The decades that followed did not validate the theory's broadest claims. Economic inequality grew substantially during the Reagan years and accelerated through subsequent rounds of supply-side cuts under Bush and Trump. Real wages for lower-income workers grew slowly relative to productivity gains. The middle class, which had expanded steadily in the postwar decades, began to hollow out. The predicted revenue surge did not materialize. The deficit tripled between 1980 and 1988, forcing Reagan to sign several tax increases to partially reverse the 1981 cuts. When the same theory was applied again in Kansas under Governor Sam Brownback in 2012, revenues collapsed and the state's credit rating fell. The legislature eventually overrode Brownback's veto to restore the rates.
Academic research accumulated against the core prediction. A 2012 Congressional Research Service study found no correlation between top tax rates and economic growth over 65 years of data. A 2019 analysis by the London School of Economics examined fifty years of tax cuts in wealthy nations and found no significant relationship between top-rate reductions and GDP growth, but a strong relationship between such cuts and increased inequality. The International Monetary Fund, hardly a bastion of socialism, published research in 2015 showing that benefits to the poor and middle class were far more growth-enhancing than benefits to the rich.

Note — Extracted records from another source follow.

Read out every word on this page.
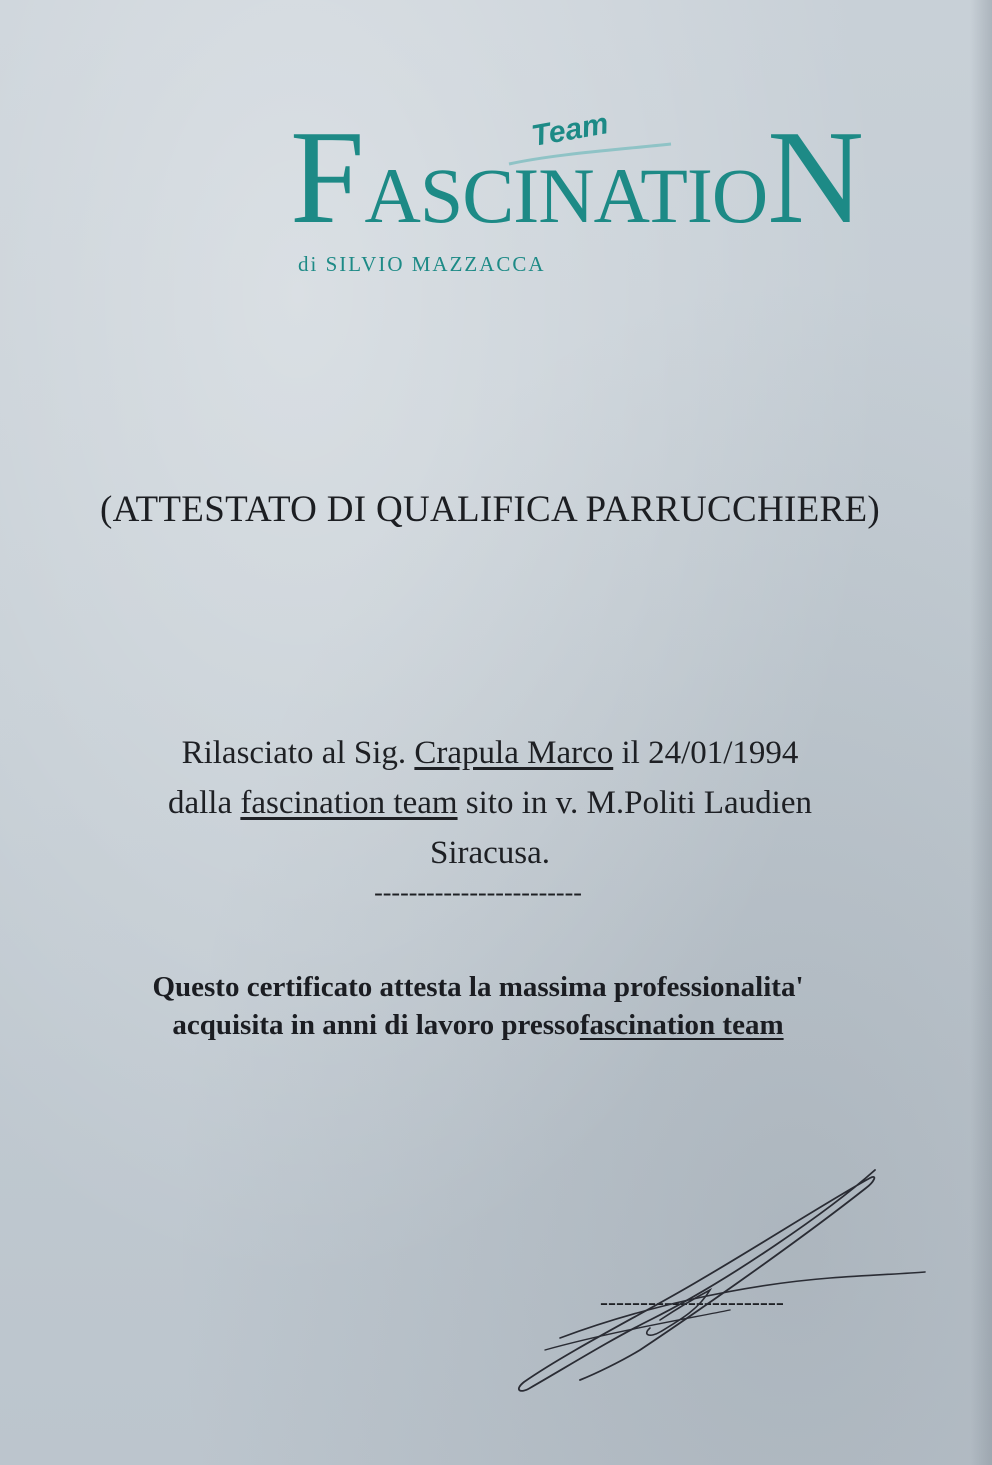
FASCINATION
Team
di SILVIO MAZZACCA
(ATTESTATO DI QUALIFICA PARRUCCHIERE)
Rilasciato al Sig. Crapula Marco il 24/01/1994
dalla fascination team sito in v. M.Politi Laudien
Siracusa.
------------------------
Questo certificato attesta la massima professionalita'
acquisita in anni di lavoro pressofascination team
-----------------------
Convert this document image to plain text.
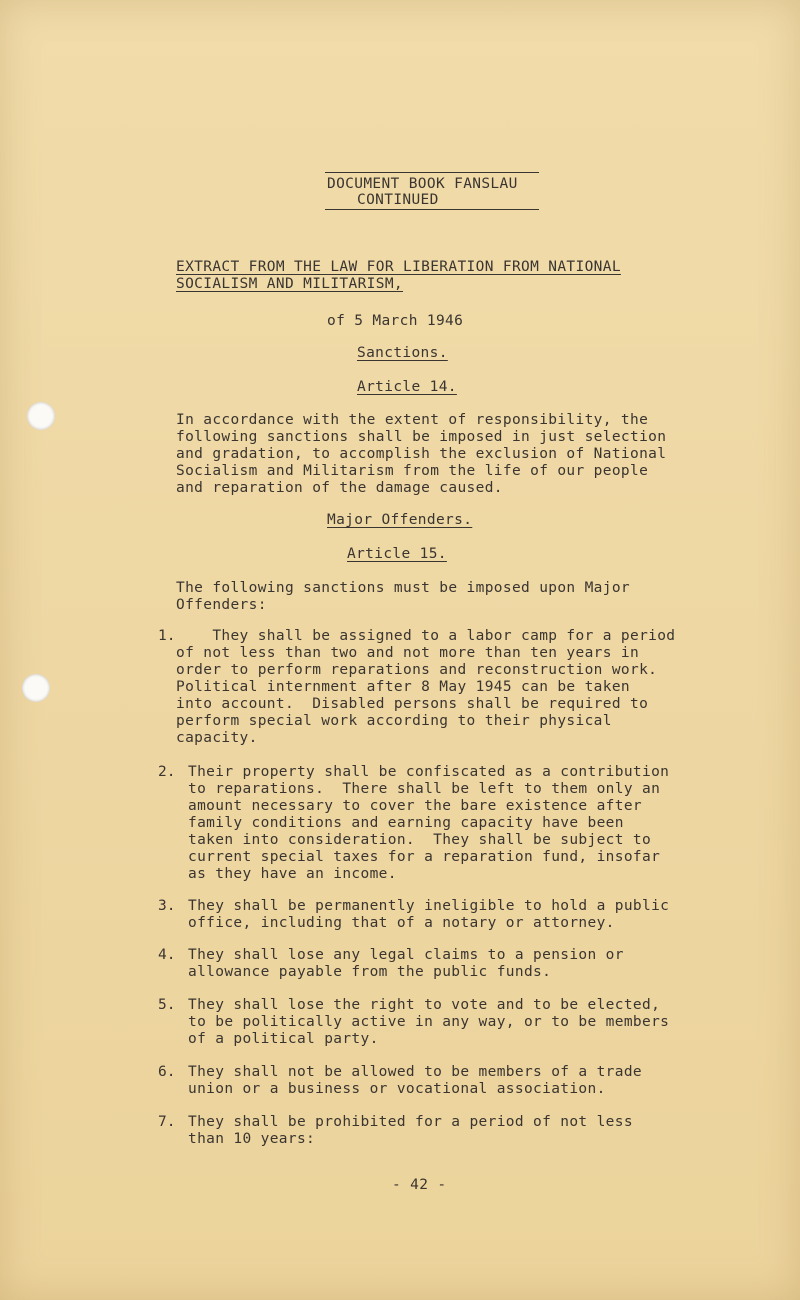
DOCUMENT BOOK FANSLAU
CONTINUED
EXTRACT FROM THE LAW FOR LIBERATION FROM NATIONAL
SOCIALISM AND MILITARISM,
of 5 March 1946
Sanctions.
Article 14.
In accordance with the extent of responsibility, the
following sanctions shall be imposed in just selection
and gradation, to accomplish the exclusion of National
Socialism and Militarism from the life of our people
and reparation of the damage caused.
Major Offenders.
Article 15.
The following sanctions must be imposed upon Major
Offenders:
1. They shall be assigned to a labor camp for a period
of not less than two and not more than ten years in
order to perform reparations and reconstruction work.
Political internment after 8 May 1945 can be taken
into account.  Disabled persons shall be required to
perform special work according to their physical
capacity.
2. Their property shall be confiscated as a contribution
to reparations.  There shall be left to them only an
amount necessary to cover the bare existence after
family conditions and earning capacity have been
taken into consideration.  They shall be subject to
current special taxes for a reparation fund, insofar
as they have an income.
3. They shall be permanently ineligible to hold a public
office, including that of a notary or attorney.
4. They shall lose any legal claims to a pension or
allowance payable from the public funds.
5. They shall lose the right to vote and to be elected,
to be politically active in any way, or to be members
of a political party.
6. They shall not be allowed to be members of a trade
union or a business or vocational association.
7. They shall be prohibited for a period of not less
than 10 years:
- 42 -
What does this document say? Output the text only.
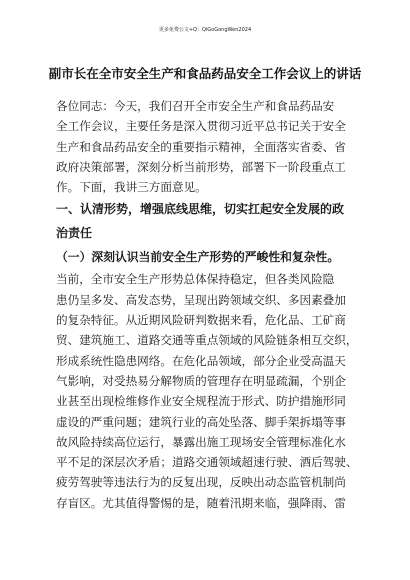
更多免费公文+Q：QiGoGongWen2024
副市长在全市安全生产和食品药品安全工作会议上的讲话
各位同志：今天，我们召开全市安全生产和食品药品安
全工作会议，主要任务是深入贯彻习近平总书记关于安全
生产和食品药品安全的重要指示精神，全面落实省委、省
政府决策部署，深刻分析当前形势，部署下一阶段重点工
作。下面，我讲三方面意见。
一、认清形势，增强底线思维，切实扛起安全发展的政
治责任
（一）深刻认识当前安全生产形势的严峻性和复杂性。
当前，全市安全生产形势总体保持稳定，但各类风险隐
患仍呈多发、高发态势，呈现出跨领域交织、多因素叠加
的复杂特征。从近期风险研判数据来看，危化品、工矿商
贸、建筑施工、道路交通等重点领域的风险链条相互交织，
形成系统性隐患网络。在危化品领域，部分企业受高温天
气影响，对受热易分解物质的管理存在明显疏漏，个别企
业甚至出现检维修作业安全规程流于形式、防护措施形同
虚设的严重问题；建筑行业的高处坠落、脚手架拆塌等事
故风险持续高位运行，暴露出施工现场安全管理标准化水
平不足的深层次矛盾；道路交通领域超速行驶、酒后驾驶、
疲劳驾驶等违法行为的反复出现，反映出动态监管机制尚
存盲区。尤其值得警惕的是，随着汛期来临，强降雨、雷
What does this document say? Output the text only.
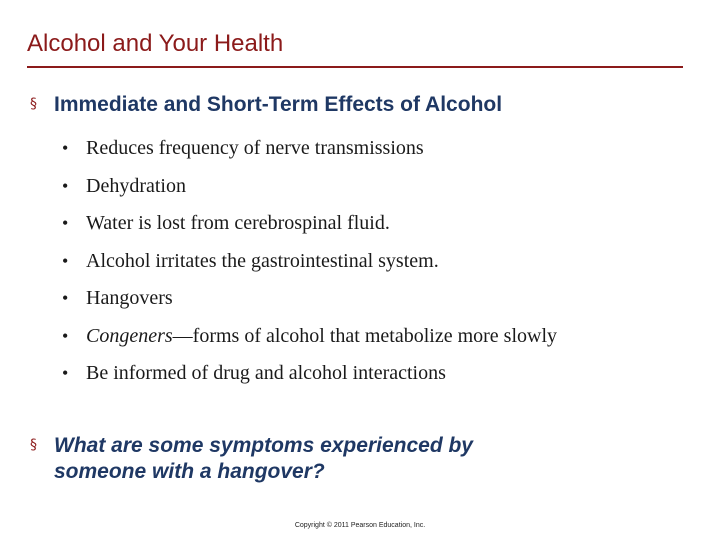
Alcohol and Your Health
§ Immediate and Short-Term Effects of Alcohol
• Reduces frequency of nerve transmissions
• Dehydration
• Water is lost from cerebrospinal fluid.
• Alcohol irritates the gastrointestinal system.
• Hangovers
• Congeners—forms of alcohol that metabolize more slowly
• Be informed of drug and alcohol interactions
§ What are some symptoms experienced by
someone with a hangover?
Copyright © 2011 Pearson Education, Inc.
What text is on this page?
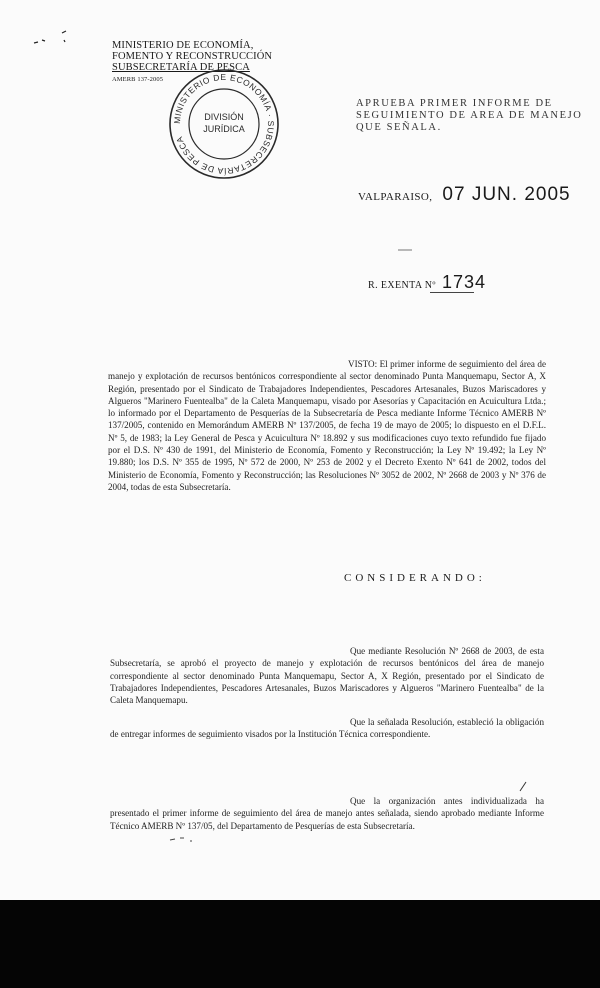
MINISTERIO DE ECONOMÍA,
FOMENTO Y RECONSTRUCCIÓN
SUBSECRETARÍA DE PESCA
AMERB 137-2005
MINISTERIO DE ECONOMÍA · SUBSECRETARÍA DE PESCA
DIVISIÓN
JURÍDICA
APRUEBA PRIMER INFORME DE
SEGUIMIENTO DE AREA DE MANEJO
QUE SEÑALA.
VALPARAISO, 07 JUN. 2005
R. EXENTA Nº 1734
VISTO: El primer informe de seguimiento del área de manejo y explotación de recursos bentónicos correspondiente al sector denominado Punta Manquemapu, Sector A, X Región, presentado por el Sindicato de Trabajadores Independientes, Pescadores Artesanales, Buzos Mariscadores y Algueros "Marinero Fuentealba" de la Caleta Manquemapu, visado por Asesorías y Capacitación en Acuicultura Ltda.; lo informado por el Departamento de Pesquerías de la Subsecretaría de Pesca mediante Informe Técnico AMERB Nº 137/2005, contenido en Memorándum AMERB Nº 137/2005, de fecha 19 de mayo de 2005; lo dispuesto en el D.F.L. Nº 5, de 1983; la Ley General de Pesca y Acuicultura Nº 18.892 y sus modificaciones cuyo texto refundido fue fijado por el D.S. Nº 430 de 1991, del Ministerio de Economía, Fomento y Reconstrucción; la Ley Nº 19.492; la Ley Nº 19.880; los D.S. Nº 355 de 1995, Nº 572 de 2000, Nº 253 de 2002 y el Decreto Exento Nº 641 de 2002, todos del Ministerio de Economía, Fomento y Reconstrucción; las Resoluciones Nº 3052 de 2002, Nº 2668 de 2003 y Nº 376 de 2004, todas de esta Subsecretaría.
CONSIDERANDO:
Que mediante Resolución Nº 2668 de 2003, de esta Subsecretaría, se aprobó el proyecto de manejo y explotación de recursos bentónicos del área de manejo correspondiente al sector denominado Punta Manquemapu, Sector A, X Región, presentado por el Sindicato de Trabajadores Independientes, Pescadores Artesanales, Buzos Mariscadores y Algueros "Marinero Fuentealba" de la Caleta Manquemapu.
Que la señalada Resolución, estableció la obligación de entregar informes de seguimiento visados por la Institución Técnica correspondiente.
Que la organización antes individualizada ha presentado el primer informe de seguimiento del área de manejo antes señalada, siendo aprobado mediante Informe Técnico AMERB Nº 137/05, del Departamento de Pesquerías de esta Subsecretaría.
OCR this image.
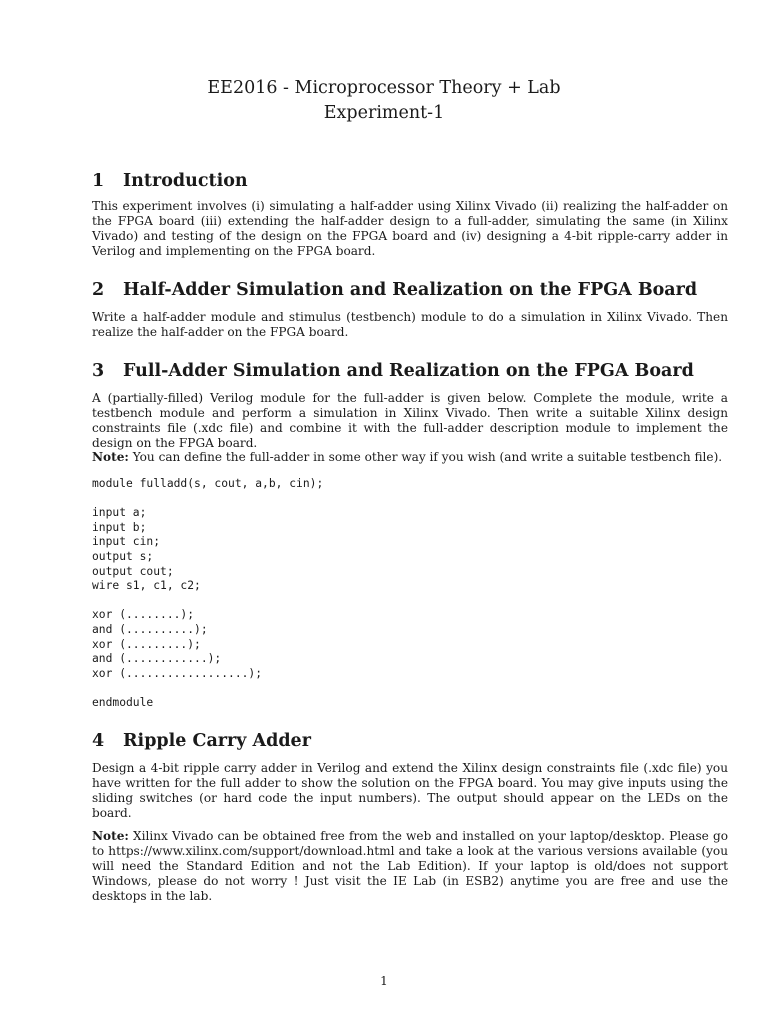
EE2016 - Microprocessor Theory + Lab
Experiment-1
1 Introduction

This experiment involves (i) simulating a half-adder using Xilinx Vivado (ii) realizing the half-adder on the FPGA board (iii) extending the half-adder design to a full-adder, simulating the same (in Xilinx Vivado) and testing of the design on the FPGA board and (iv) designing a 4-bit ripple-carry adder in Verilog and implementing on the FPGA board.

2 Half-Adder Simulation and Realization on the FPGA Board

Write a half-adder module and stimulus (testbench) module to do a simulation in Xilinx Vivado. Then realize the half-adder on the FPGA board.

3 Full-Adder Simulation and Realization on the FPGA Board

A (partially-filled) Verilog module for the full-adder is given below. Complete the module, write a testbench module and perform a simulation in Xilinx Vivado. Then write a suitable Xilinx design constraints file (.xdc file) and combine it with the full-adder description module to implement the design on the FPGA board.

Note: You can define the full-adder in some other way if you wish (and write a suitable testbench file).

module fulladd(s, cout, a,b, cin);
input a;
input b;
input cin;
output s;
output cout;
wire s1, c1, c2;
xor (........);
and (..........);
xor (.........);
and (............);
xor (..................);
endmodule
4 Ripple Carry Adder

Design a 4-bit ripple carry adder in Verilog and extend the Xilinx design constraints file (.xdc file) you have written for the full adder to show the solution on the FPGA board. You may give inputs using the sliding switches (or hard code the input numbers). The output should appear on the LEDs on the board.

Note: Xilinx Vivado can be obtained free from the web and installed on your laptop/desktop. Please go to https://www.xilinx.com/support/download.html and take a look at the various versions available (you will need the Standard Edition and not the Lab Edition). If your laptop is old/does not support Windows, please do not worry ! Just visit the IE Lab (in ESB2) anytime you are free and use the desktops in the lab.

1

The "trickle-down" label was always rejected by its advocates, who preferred "supply-side" or "growth economics." That terminological battle itself suggested an awareness that the distributional prediction was the weakest part of the argument. The theory persisted in political rhetoric long after the empirical case had collapsed, a reminder that economic ideas, once embedded in policy and teaching, can survive their own refutation.